Improving older adult’s opportunities for employment will continue to be important as the age structure of the US shifts, and entitlement programs continue to be cutback and restructured. Policies that offer retraining, training and counseling for older workers such as the Workforce Investment Act and the Senior Community Service Program (Title V under the Older Americans Act) will be critical in providing access to employment for those age 60+. Programs only work, however, if people know about them. Data from the PALA survey demonstrates that nearly three-fourths of the population do not know of job opportunities for older adults, programs to provide training for older adults, or of jobs that are adapted to meet the needs of people with disabilities. Therefore, outreach and education campaigns that bring awareness of the employment and training opportunities available for older adults is imperative.

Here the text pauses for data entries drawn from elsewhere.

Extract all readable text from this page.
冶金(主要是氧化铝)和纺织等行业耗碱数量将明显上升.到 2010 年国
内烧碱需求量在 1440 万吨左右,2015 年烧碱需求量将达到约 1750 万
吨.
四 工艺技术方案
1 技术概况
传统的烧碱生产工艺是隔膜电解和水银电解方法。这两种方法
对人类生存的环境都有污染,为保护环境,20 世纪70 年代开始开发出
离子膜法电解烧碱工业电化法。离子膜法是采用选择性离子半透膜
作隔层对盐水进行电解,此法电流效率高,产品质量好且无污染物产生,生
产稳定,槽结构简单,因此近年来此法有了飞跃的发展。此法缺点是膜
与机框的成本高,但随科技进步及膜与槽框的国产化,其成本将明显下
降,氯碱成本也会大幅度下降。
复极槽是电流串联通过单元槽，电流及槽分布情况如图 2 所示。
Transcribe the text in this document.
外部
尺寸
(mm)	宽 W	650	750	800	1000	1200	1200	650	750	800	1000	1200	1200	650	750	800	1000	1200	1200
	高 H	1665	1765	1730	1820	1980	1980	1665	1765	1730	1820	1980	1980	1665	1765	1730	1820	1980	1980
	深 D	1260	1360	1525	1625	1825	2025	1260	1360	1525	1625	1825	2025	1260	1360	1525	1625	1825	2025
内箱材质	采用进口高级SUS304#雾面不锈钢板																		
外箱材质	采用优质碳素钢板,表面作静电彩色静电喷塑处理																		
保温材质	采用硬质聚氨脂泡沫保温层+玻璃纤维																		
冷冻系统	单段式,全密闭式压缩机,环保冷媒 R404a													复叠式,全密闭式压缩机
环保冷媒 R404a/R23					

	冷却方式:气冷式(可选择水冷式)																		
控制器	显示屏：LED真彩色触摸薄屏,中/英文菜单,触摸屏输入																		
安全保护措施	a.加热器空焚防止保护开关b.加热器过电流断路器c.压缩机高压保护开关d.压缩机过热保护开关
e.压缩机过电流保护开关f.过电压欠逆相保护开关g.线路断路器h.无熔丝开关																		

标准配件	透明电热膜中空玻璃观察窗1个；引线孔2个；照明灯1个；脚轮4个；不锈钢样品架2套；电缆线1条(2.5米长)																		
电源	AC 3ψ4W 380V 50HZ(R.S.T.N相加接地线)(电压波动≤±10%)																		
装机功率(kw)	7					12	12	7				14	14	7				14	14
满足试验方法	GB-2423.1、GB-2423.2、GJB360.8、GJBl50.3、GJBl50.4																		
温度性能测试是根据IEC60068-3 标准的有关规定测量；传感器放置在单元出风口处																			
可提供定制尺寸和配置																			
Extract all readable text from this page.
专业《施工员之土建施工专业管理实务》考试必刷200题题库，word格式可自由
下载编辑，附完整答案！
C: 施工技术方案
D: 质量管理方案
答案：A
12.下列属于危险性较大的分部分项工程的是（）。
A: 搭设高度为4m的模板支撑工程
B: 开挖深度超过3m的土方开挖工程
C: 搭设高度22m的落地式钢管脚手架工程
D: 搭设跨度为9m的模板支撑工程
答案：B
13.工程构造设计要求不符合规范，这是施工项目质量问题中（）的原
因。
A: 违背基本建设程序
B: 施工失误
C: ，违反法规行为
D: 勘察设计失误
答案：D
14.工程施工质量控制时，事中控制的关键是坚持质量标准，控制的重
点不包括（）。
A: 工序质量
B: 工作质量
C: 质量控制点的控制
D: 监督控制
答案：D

Maintain Robust Community Engagement
The County and City established the Action Planning Workgroup, comprised of community leaders and experts selected by the Board of Supervisors, Los Angeles City Council, and AARP, to provide input and guidance in developing the PALA Initiative. The County and City will continue to engage this Working Group and utilize other strategies to involve communities and stakeholders across the Los Angeles Region during implementation of the PALA Initiative.
Develop coordinated County and City strategies for connecting older adults to meaningful and practical employment opportunities.
As older adults are healthier and living longer lives, many are working well into their sixties and even seventies. Approximately 20 percent of adults ages 65 and older are working at least part-time, which is a higher percentage than at any time in the past fifty years. Older workers are often characterized by positive qualities such as experience, dedication, attention to detail, confidence and reliability. The County and City should adopt policies and programs that maximize opportunities to hire older adults, including low-income older adults served by the County’s network of America’s Job Centers of California. Mentorship and coaching may be needed to help some older adults adjust to a new work environment or different type of job.
Expand opportunities and resources for older adult volunteers.
As individuals remain active and healthy for longer, volunteerism becomes an increasing opportunity to engage older adults and improve their well-being as they age. While there are currently a wide-range of volunteer opportunities available throughout the County and City for older adults, these efforts are spread out and there is currently no one place where older adults can go to be connected to various volunteer opportunities based on their availability, interests, place of residence, etc.
Many older adults are interested in volunteering, but they don’t know where to go or how to engage in volunteerism. These recommendations are intended to establish additional resources to connect volunteers to opportunities with County and City Departments, as well as in the community. Recognizing the need to partner with private entities that engage volunteers, the City and County will collaborate with AARP and other organizations to outreach to older adults. In addition, currently there are more than 4,000 referrals of suspected elder and dependent adult abuse each month and many more that go unreported. With the older adult population on pace to double in the Los Angeles region between 2010 and 2030, there is significant potential for elder and dependent adult abuse to increase in our communities. WDACS will work with DCBA and City and County Departments to expand efforts to educate the community on how to prevent and report abuse, and scams targeting older adults and dependent adults.